За несколько дней до отъезда Ялта и весь берег погрузились в кромешную темноту. Тогда мы не понимали, что значит «затемнение» ― судили, рядили, но в чем дело, не догадывались; о том, что Гитлер напал на Польшу и наши войска вошли туда же, узнали уже в поезде.
Ранним утром с вокзала зашла на Станиславского, вымылась и в тот же день отправилась к детям в Кучино. Путь к дому от станции пролегал мимо школы. Решила зайти. В том, что Сонечка учится на «отлично», не сомневалась ― она читала и считала с пяти лет. Только письму ее не обучала, полагала необходимым хоть что‑нибудь оставить для первого класса.
Разыскала учительницу и, не без доли самонадеянной гордости, поинтересовалась успехами дочери. И вдруг слышу, что хуже ученицы за всю многолетнюю практику у нее еще не было. На всякий случай уточнила, не путает ли она Сонечку с каким‑то другим ребенком. Нет, все правильно ― Соня Куцая постоянно опаздывает, рассеянна, мешает другим детям заниматься, пишет как курица лапой, неаккуратна, бывает грубой.
В сердце заныло от мысли, которую постоянно гнала от себя, ― я плохая мать. Следовало не по курортам разъезжать, а заниматься, как все нормальные родители, первыми шагами ребенка в школе.
Пришла домой очень расстроенная. Поговорила с Сонечкой ― она с такой неприязнью отзывалась об учительнице, что я поняла: эти первые столкновения с жизнью, со школой, навсегда могут отвратить ее от учебы, испортить характер, внушить нелюбовь к людям вообще. К тому же она испортила почти все тетради, которые были дефицитом и достались мне ценой больших усилий. Не спала, обдумывала выход, решила переезжать в Москву Утром услышала пререкания Сонечки с Маврушей ― та уговаривала ее подняться.

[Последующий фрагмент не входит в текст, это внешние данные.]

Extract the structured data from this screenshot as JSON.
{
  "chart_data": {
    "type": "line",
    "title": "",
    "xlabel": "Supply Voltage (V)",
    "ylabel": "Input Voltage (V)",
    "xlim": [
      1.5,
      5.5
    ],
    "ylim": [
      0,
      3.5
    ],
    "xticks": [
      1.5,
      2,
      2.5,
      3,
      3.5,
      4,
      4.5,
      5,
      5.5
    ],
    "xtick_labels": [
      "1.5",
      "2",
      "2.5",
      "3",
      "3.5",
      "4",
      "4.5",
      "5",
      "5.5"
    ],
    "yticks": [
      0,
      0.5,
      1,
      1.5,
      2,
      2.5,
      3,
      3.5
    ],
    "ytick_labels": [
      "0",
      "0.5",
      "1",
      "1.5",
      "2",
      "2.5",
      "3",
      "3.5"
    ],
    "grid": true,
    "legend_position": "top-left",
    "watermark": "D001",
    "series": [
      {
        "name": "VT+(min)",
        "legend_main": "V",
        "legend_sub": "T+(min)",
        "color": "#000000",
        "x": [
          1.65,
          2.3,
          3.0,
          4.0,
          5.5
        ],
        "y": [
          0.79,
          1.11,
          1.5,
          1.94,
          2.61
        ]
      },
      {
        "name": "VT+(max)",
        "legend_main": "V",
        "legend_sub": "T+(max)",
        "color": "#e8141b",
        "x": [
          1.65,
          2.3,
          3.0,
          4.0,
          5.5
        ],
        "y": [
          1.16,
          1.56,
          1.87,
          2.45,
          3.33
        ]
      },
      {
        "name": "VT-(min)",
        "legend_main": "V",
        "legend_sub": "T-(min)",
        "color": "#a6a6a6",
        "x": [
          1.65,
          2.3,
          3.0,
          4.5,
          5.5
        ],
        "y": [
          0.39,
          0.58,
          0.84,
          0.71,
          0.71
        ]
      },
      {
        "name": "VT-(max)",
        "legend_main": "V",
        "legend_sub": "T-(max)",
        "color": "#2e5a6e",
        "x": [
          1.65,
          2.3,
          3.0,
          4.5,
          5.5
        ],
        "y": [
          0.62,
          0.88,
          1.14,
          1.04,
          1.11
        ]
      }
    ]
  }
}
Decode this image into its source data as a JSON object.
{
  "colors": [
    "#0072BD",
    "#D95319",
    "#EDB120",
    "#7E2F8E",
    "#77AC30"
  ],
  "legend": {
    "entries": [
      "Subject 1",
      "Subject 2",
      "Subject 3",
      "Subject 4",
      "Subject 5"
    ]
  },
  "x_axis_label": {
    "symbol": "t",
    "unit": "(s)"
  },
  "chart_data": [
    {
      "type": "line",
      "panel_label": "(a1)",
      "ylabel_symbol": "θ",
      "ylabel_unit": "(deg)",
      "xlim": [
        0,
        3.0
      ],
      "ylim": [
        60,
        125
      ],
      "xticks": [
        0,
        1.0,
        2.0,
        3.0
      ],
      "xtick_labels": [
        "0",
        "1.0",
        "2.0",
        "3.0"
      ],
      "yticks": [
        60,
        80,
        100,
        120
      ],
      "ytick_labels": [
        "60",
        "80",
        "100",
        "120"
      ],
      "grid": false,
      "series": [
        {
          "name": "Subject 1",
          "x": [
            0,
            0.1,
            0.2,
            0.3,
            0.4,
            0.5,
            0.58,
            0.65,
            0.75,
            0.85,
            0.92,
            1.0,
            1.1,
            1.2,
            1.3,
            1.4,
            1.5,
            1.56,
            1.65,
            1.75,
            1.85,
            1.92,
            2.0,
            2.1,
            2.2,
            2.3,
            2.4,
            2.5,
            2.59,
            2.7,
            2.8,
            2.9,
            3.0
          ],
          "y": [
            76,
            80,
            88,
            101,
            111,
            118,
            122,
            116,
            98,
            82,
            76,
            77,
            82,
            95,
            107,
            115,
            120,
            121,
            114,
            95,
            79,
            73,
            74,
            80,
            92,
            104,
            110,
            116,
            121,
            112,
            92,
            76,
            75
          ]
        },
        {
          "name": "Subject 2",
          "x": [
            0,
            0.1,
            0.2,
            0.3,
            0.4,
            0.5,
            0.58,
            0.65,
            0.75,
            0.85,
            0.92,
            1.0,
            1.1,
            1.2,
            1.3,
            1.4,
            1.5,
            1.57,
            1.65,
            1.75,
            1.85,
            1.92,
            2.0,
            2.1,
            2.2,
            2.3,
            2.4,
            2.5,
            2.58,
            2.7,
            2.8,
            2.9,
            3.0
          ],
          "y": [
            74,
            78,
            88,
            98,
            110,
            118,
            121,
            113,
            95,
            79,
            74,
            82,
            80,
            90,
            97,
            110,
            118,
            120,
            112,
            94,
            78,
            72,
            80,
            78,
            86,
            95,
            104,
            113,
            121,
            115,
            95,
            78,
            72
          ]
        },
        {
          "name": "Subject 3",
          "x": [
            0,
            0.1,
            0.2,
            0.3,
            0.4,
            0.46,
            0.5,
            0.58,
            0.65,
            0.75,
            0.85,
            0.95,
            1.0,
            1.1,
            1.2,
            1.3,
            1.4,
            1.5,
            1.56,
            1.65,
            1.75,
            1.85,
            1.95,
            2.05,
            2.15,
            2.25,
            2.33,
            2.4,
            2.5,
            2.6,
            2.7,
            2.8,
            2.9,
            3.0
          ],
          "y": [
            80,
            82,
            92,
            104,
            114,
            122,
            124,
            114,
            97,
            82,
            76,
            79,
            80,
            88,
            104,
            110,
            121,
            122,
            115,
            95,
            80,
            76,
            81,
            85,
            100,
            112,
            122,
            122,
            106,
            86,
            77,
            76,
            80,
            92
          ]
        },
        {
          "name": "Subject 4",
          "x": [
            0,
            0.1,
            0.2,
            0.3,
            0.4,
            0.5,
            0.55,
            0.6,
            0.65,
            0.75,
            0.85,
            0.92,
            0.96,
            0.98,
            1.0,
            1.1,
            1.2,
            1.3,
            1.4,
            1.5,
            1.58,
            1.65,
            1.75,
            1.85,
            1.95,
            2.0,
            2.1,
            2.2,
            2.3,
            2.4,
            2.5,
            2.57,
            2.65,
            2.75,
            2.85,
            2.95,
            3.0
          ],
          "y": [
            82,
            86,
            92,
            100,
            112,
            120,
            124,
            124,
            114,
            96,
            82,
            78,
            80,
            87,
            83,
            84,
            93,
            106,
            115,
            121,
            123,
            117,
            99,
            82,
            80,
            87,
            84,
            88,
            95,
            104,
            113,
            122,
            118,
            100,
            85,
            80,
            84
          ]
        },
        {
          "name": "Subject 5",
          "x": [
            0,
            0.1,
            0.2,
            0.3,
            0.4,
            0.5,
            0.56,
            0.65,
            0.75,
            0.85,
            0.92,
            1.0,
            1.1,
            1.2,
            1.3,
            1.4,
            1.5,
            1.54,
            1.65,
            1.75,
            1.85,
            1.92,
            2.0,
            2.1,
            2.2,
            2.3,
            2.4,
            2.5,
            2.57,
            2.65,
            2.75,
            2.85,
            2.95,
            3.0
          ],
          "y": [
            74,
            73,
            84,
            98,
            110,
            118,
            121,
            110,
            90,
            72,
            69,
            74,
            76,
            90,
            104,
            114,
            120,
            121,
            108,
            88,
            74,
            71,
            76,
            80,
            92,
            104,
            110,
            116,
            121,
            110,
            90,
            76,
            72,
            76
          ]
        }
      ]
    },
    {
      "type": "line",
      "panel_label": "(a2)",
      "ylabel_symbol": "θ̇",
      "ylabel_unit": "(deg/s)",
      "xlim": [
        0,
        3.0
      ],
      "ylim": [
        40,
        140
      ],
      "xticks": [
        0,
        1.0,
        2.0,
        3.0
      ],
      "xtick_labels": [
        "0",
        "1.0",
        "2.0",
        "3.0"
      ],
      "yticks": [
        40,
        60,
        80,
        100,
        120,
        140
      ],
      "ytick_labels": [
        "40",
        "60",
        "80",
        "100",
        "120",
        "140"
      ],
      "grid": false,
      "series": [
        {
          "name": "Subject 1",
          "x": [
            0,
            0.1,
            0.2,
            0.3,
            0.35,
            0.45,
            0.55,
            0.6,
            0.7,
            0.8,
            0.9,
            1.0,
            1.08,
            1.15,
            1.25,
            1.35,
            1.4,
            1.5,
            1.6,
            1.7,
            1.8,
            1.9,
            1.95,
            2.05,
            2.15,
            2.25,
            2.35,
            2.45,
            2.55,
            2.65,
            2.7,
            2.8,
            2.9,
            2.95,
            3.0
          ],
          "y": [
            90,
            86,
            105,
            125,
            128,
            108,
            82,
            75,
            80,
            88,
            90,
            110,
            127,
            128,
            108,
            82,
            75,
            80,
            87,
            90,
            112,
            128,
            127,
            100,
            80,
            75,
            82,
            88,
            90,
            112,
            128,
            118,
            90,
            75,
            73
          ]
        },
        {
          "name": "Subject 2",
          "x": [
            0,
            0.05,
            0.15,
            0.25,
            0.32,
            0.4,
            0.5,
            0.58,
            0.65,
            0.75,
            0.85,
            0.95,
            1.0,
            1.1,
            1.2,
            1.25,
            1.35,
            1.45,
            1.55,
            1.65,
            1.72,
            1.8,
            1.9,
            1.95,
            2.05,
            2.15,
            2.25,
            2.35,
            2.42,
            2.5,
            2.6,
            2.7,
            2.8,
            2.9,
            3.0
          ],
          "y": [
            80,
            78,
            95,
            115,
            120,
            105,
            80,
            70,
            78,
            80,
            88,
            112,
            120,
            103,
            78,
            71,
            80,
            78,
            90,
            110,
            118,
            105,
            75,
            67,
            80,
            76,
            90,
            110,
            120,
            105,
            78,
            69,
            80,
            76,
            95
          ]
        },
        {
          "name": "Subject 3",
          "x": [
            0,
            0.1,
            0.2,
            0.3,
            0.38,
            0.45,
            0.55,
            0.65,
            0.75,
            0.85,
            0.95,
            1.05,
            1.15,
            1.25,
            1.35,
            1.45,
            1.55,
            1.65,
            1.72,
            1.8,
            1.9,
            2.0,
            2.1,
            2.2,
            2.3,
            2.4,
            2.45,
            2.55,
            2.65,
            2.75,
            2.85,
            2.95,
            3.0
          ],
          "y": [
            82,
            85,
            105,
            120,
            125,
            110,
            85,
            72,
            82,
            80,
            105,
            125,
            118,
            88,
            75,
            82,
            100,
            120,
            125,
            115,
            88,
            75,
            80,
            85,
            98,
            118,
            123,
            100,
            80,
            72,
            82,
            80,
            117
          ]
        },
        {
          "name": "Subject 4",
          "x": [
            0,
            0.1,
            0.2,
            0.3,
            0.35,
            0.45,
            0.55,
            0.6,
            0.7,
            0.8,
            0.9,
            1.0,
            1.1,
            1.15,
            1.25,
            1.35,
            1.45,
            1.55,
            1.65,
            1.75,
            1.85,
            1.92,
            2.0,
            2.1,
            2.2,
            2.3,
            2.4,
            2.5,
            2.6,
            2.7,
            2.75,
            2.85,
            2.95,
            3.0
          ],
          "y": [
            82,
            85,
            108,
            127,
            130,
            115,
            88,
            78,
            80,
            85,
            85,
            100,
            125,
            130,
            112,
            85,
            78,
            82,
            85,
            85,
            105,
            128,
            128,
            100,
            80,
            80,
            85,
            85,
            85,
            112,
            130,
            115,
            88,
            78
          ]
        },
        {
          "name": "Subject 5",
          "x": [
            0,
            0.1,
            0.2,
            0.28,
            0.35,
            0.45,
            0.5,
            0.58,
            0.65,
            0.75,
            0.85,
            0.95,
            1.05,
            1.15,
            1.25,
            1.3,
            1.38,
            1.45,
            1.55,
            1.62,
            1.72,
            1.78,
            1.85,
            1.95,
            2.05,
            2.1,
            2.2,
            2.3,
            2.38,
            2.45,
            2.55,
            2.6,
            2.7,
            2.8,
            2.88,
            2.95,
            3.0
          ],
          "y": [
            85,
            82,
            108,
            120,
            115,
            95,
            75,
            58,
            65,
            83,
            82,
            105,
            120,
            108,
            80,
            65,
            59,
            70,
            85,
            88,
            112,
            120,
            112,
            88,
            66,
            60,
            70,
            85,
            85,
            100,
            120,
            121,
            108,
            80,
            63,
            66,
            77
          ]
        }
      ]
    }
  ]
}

― Не хочу идти в школу! ― заявила Соня. ― Не хочу!
― Что же, ты хочешь остаться неграмотной, вот так, как я, работать прислугой?
― Ну, и подумаешь!
Эта перепалка вывела меня из себя. Я вскочила и крикнула:
― Встань, и немедленно!
― Не хочу, ― противным капризным голосом ответила моя дочь.
Я вытащила ее из постели и, поставив в угол, закричала испуганной няне:
― А ну‑ка, дай мне веник!
Та подала какой‑то маленький «голик», и я отхлестала Сонечку по плечам.
― Если она захочет пойти в школу, ― сказала я Мавруше, закончив экзекуцию, ― не пускай ее. Она хочет быть неграмотной прислугой, и пусть!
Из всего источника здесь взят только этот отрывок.